Hysterectomy
Hysterectomy is the surgical removal of the uterus without removing the ovaries. It is the ultimate solution for persistent and heavy uterine bleeding, symptomatic fibroids, adenomyosis, and endometriosis and is performed after conservative pharmacological (medical) and minimally invasive procedures are exhausted or contraindicated. It is also recommended to remove the uterus during certain surgical procedures for pelvic organ prolapse such as laparoscopic sacrocolpocervicopexy and colpectomy/colpocliesis.
The surgical approach to remove the uterus with or without the cervix mainly depends on the size of the uterus, patient’s history of previous abdominal surgeries, history of abnormal pap tests, indications for the procedure, as well as the surgeon’s level of skill and comfort.
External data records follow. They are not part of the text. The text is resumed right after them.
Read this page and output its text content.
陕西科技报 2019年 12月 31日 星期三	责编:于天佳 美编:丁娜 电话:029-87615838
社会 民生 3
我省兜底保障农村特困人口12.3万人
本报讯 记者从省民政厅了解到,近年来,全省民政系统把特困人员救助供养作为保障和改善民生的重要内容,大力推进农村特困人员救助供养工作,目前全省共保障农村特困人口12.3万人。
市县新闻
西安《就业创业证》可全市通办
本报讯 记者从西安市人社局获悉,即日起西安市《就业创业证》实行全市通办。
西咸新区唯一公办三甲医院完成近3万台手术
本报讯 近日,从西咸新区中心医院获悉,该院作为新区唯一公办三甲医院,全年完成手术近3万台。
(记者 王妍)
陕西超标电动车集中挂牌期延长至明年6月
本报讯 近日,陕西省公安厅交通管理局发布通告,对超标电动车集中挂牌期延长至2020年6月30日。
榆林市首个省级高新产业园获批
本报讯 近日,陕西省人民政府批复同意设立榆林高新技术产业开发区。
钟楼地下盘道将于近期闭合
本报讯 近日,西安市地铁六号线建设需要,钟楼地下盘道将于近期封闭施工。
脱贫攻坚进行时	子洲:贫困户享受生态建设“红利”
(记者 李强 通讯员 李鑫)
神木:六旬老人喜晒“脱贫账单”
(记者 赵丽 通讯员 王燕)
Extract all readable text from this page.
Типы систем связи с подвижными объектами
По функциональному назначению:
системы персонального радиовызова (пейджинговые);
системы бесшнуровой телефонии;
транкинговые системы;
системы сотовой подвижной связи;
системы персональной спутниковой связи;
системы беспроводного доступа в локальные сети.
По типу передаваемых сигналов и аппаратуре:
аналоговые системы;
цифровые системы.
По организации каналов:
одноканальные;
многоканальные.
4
Abdominal Hysterectomy (TAH) and Vaginal Hysterectomy (TVH) are the standard of care. The definitive minimally-invasive solution is provided by out-patient Laparoscopic Hysterectomy or Robotic Hysterectomy. Most of our cases here at AMIGS are performed laparoscopically, even when the uterus is very large or there is a large amount of scar tissue/adhesions. The advantages of a laparoscopic procedure are many and are discussed below. Removing the ovaries is a separate procedure from a hysterectomy and is called bilateral salpingo-oophrectomy (BSO). The decision to keep or remove the ovaries should be discussed at the time of the preoperative visit.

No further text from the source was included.